These experimental results match what we would expect from the theoretical analysis: the BRT has a considerable advantage over the alternatives when it comes to writes, B-trees are the worst, and fractal trees occupy the middle ground.

The equivalent results for reads are as follows:

uncached_reads

This is essentially a mirror image of the write results, showing that we're fundamentally making a trade-off here.

Summary

We can condense everything we've learnt above into the following table:

Structure Lookup Insert
2-3 Tree O(log N) O(log N)
B-ε Tree O((logB N)/ε) O((Bε-1/ε)*logB N)
B-Tree (ε=1) O(logB N) O(logB N)
Fractal Tree (ε=½) O(logB N) O(logB N / sqrt B)
Buffered Repository Tree (ε=0) O(log (N/B)) O((log (N/B))/B)
Log Structured Merge Tree O((logB N)2) O(logB N / sqrt B)

These results suggest that you should always prefer to use a fractal tree to any of a B-tree, LSMT or 2-3 tree. In the real world, things may not be so clear cut: in particular, because of the fractal tree patent situation, it may be difficult to find a free and high-quality implementation of that data structure.

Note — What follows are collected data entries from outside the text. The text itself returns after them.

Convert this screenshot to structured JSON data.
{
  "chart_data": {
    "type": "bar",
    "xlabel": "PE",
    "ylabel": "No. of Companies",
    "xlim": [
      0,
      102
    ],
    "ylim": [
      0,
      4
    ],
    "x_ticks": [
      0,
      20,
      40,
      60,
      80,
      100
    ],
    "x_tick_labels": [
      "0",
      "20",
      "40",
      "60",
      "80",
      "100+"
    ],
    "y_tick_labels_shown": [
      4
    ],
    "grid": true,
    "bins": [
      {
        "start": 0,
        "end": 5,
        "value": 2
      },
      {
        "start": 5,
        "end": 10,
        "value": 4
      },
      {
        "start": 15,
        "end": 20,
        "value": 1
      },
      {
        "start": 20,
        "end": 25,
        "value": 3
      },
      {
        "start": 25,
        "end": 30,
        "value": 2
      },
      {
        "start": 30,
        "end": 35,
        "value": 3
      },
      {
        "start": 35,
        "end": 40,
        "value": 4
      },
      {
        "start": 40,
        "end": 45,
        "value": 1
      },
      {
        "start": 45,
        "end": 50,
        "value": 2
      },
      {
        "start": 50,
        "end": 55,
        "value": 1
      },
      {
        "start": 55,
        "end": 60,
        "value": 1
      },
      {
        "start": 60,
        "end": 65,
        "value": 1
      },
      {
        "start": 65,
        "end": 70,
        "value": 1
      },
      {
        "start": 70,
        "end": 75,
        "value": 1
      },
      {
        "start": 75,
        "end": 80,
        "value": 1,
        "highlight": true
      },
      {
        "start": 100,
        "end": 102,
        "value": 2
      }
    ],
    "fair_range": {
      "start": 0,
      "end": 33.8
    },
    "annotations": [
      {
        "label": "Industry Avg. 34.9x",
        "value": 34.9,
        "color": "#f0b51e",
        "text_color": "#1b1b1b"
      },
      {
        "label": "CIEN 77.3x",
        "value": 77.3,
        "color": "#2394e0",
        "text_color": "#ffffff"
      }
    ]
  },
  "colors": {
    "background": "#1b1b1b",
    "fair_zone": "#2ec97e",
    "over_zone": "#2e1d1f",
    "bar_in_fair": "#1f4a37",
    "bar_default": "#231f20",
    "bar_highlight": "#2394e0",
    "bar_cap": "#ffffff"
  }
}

Most engineering effort nowadays is being directed at improving implementations of B-trees and LSMTs, so you probably want to choose one of these two options depending on whether your workload is read or write heavy, respectively. Some would argue, however, that all database workloads are essentially write bound, given that you can usually optimize a slow read workload by simply adding some additional indexes.

Compression of floating point timeseries

I recently had cause to investigate fast methods of storing and transferring financial timeseries. Naively, timeseries can be represented in memory or on disk as simple dense arrays of floating point numbers. This is an attractive representation with many nice properties:

  • Straightforward and widely used.
  • You have random access to the nth element of the timeseries with no further indexes required.
  • Excellent locality-of-reference for applications that process timeseries in time order, which is the common case.
  • Often natively supported by CPU vector instructions.

However, it is not a particularly space-efficient representation. Financial timeseries have considerable structure (e.g. Vodafone's price on T is likely to be very close to the price on T+1), and this structure can be exploited by compression algorithms to greatly reduce storage requirements. This is important either when you need to store a large number of timeseries, or need to transfer a smaller number of timeseries over a bandwidth-constrained network link.

Timeseries compression has recieved quite a bit of attention from both the academic/scientific programming community (see e.g. FPC and PFOR) and also practicioner communities such as the demoscene (see this presentation by a member of Farbrausch). This post summarises my findings about the effect that a number of easy-to-implement "filters" have on the final compression ratio.

In the context of compression algorithms, filters are simple invertible transformations that are applied to the stream in the hopes of making the stream more compressible by subsequent compressors. Perhaps the canonical example of a filter is the Burrows-Wheeler transform, which has the effect of moving runs of similar letters together. Some filters will turn a decompressed input stream (from the user) of length N into an output stream (fed to the compressor) of length N, but in general filters will actually have the effect of making the stream longer. The hope is that the gains to compressability are enough to recover the bytes lost to any encoding overhead imposed by the filter.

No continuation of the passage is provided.